Scientists say we’ve mapped more of Mars than we have of our own oceans, and I’d like to believe that Quadropus Rampage, by Butterscotch Shenanigans, is what happens in the deepest depths. Adventure along the ocean shelf as a squid, finding artifacts, looting treasures, and destroying sea creatures in this rouge RPG.
Pop Culture Mash-Up 2013
If there is any reason to play Quadropus it’s for the game’s sense of humor. Weapons and artifacts make constant references to memes and pop-culture. Take for example Bingo Unchained: an item that has your pet ignite explosions when attacking (and if you’ve seen Django Unchained you would know it exemplifies the cool guys don’t look at explosions gag). There is a sloth on a stick, which pays homage to Reddit’s sloth fascination, and there is a blue bird on a twig that of course nods at Twitter. More spectacular though is the weapon name generator creating items such as the Vegetarian Trident of Bailouts or the Salad Shooting Bat of North Korea.
The real humor, however, is found in the dialogue of the NPCs. There is Grubby: a worm with an eye patch who finds powerful weapons and artifacts to sell to you, and he successfully goads you into buying them by pointing out how sub-par your equipment is. The most entertaining character is Pete, the king jellyfish in which you are tasked with destroying. He must be frightened of the players quest because his rhetoric is loaded: “You may be wondering why I don’t DISPATCH you myself! I’m a BUSY MAN WITH A BUSY MAN’S NEEDS, ALL RIGHT?”
A One Squid Army
Like any solid rogue crawler, Quadropus has randomly generated levels and loot. Environments are packed full with enemies trying to prevent you from surpassing your record depth. Thankfully, there are plenty of items and tools to assist you in annihilating the eco-system more efficiently than a careless oil spill or over-fishing.
With luck, Grubby will find epic artifacts, which he will sell to you. Artifacts provide special bonuses such as increased health regeneration or increased damage towards specific types of enemies. Sometimes they increase the percent chance of finding certain items. Finding trees of baby squids—little sea critters that look like Furbies—will provide temporary bonuses.
Progression isn’t limited to the nick-naks you stumble across: orbs collected from defeated enemies, destroyed flora and chests can be used to upgrade your character and his companion Bingo permanently. As you complete achievements such as falling off the ledge X amount of times, you will be able to chose permanent skills to aid you on your quest. The more you play Quadropus, the faster you will be able to crawl through the dungeons.
As Sleek as a Squid
The visuals are refreshing. This is a game released in an App Store crowded with trendy pixelated games as if we have barely crawled out of the 1990s.

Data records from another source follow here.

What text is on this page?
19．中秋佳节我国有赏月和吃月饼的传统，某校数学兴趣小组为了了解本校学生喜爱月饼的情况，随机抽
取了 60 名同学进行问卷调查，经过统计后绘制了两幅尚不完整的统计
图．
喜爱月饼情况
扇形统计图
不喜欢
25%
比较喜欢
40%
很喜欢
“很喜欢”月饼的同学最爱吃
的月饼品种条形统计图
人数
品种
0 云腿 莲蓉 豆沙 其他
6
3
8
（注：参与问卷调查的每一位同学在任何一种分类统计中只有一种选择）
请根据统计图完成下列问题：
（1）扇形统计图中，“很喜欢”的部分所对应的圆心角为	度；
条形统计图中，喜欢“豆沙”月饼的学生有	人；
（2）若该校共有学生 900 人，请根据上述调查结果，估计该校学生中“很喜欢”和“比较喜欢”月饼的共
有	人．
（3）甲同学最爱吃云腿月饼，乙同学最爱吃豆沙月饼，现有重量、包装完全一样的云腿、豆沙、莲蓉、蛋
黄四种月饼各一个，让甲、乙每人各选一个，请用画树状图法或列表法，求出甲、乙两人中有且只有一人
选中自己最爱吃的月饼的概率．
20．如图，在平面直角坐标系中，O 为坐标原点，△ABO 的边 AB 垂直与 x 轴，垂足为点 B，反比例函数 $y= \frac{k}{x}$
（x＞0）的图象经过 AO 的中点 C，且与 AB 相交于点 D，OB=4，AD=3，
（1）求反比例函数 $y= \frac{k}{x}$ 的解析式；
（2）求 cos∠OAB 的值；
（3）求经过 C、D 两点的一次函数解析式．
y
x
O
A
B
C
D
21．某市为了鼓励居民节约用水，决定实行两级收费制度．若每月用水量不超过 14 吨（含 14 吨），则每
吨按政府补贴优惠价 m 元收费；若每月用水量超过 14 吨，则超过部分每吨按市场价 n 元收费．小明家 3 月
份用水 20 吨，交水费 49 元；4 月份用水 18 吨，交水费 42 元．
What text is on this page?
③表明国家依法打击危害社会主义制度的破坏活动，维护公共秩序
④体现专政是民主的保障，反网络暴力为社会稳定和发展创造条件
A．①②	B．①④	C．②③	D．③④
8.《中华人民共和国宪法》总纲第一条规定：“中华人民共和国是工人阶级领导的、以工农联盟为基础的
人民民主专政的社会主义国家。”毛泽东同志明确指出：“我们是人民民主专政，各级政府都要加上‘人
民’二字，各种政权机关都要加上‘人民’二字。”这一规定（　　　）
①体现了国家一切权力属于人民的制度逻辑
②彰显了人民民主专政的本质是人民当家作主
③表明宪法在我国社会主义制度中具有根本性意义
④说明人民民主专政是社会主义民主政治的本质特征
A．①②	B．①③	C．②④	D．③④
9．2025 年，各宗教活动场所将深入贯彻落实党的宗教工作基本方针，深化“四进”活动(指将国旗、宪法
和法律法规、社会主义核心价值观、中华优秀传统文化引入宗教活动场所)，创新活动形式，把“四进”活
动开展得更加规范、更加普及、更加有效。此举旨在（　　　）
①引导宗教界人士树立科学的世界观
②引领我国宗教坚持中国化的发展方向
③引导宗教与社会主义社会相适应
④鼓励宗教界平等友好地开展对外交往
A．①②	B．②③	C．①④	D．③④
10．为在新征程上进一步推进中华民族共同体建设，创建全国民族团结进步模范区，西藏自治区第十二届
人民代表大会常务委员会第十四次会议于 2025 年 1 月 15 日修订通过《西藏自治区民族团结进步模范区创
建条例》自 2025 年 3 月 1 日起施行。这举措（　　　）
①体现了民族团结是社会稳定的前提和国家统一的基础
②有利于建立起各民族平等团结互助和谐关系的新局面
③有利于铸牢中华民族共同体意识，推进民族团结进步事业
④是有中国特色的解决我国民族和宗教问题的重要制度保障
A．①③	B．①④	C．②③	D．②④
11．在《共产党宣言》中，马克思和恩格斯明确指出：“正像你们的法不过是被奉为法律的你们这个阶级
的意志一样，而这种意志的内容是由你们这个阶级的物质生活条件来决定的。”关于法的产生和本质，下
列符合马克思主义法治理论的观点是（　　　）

I appreciate a nod to the classics, but it’s becoming overwhelming in the App Store, and it’s like I’m standing in a fish market with rotting seafood.
Quadropus has the best interface and controls I have experience in an iOS title to date. Buttons are perfectly spaced and sized, and the virtual joystick is responsive and never plunges me off the edge unexpectedly. The interface is also pleasing to the eye, designed with aquatic adventures in mind.
Quadropus is strange in the way it has two different in-game currencies, which I am unsure how I feel about. The first currency is the orb, and it’s very common and accessible. Currency number two is the Doubloon. Doubloons are extremely rare: to the point that you find one every two to three dungeon crawls. Doubloons are specifically used to purchase upgrades whereas orbs are used for upgrades and items Grubby finds. And what costs doubloons is expensive: ten doubloons to resurrect your character if he dies.
But are the prices fair? I don’t think so considering you have to purchase two sets of currency to unlock everything (if you’re looking to skip the grind). It’s wiser to enjoy the game and let the riches build up on your character rather than spending the money. However, Butterscotch Shenanigans will gift you an over-powered hammer that will destroy almost everything for the first ten minutes of game-play if you purchase something from the store.
One other complaint about the store is that there is no way to restore purchases.
Seafood salad. That’s what I think of the heaps of dead enemies behind my character. That’s right. I can’t stop playing Quadropus Rampage. It’s my go-to game when I’m swiping from screen to screen thinking of what to do when boredom crashes onto me like waves onto a beach. This game is free, so I suggest downloading it. Maybe stay away from the in-game store until Butterscotch Shenanigans adjust the prices, or at the very least includes a way to restore purchases.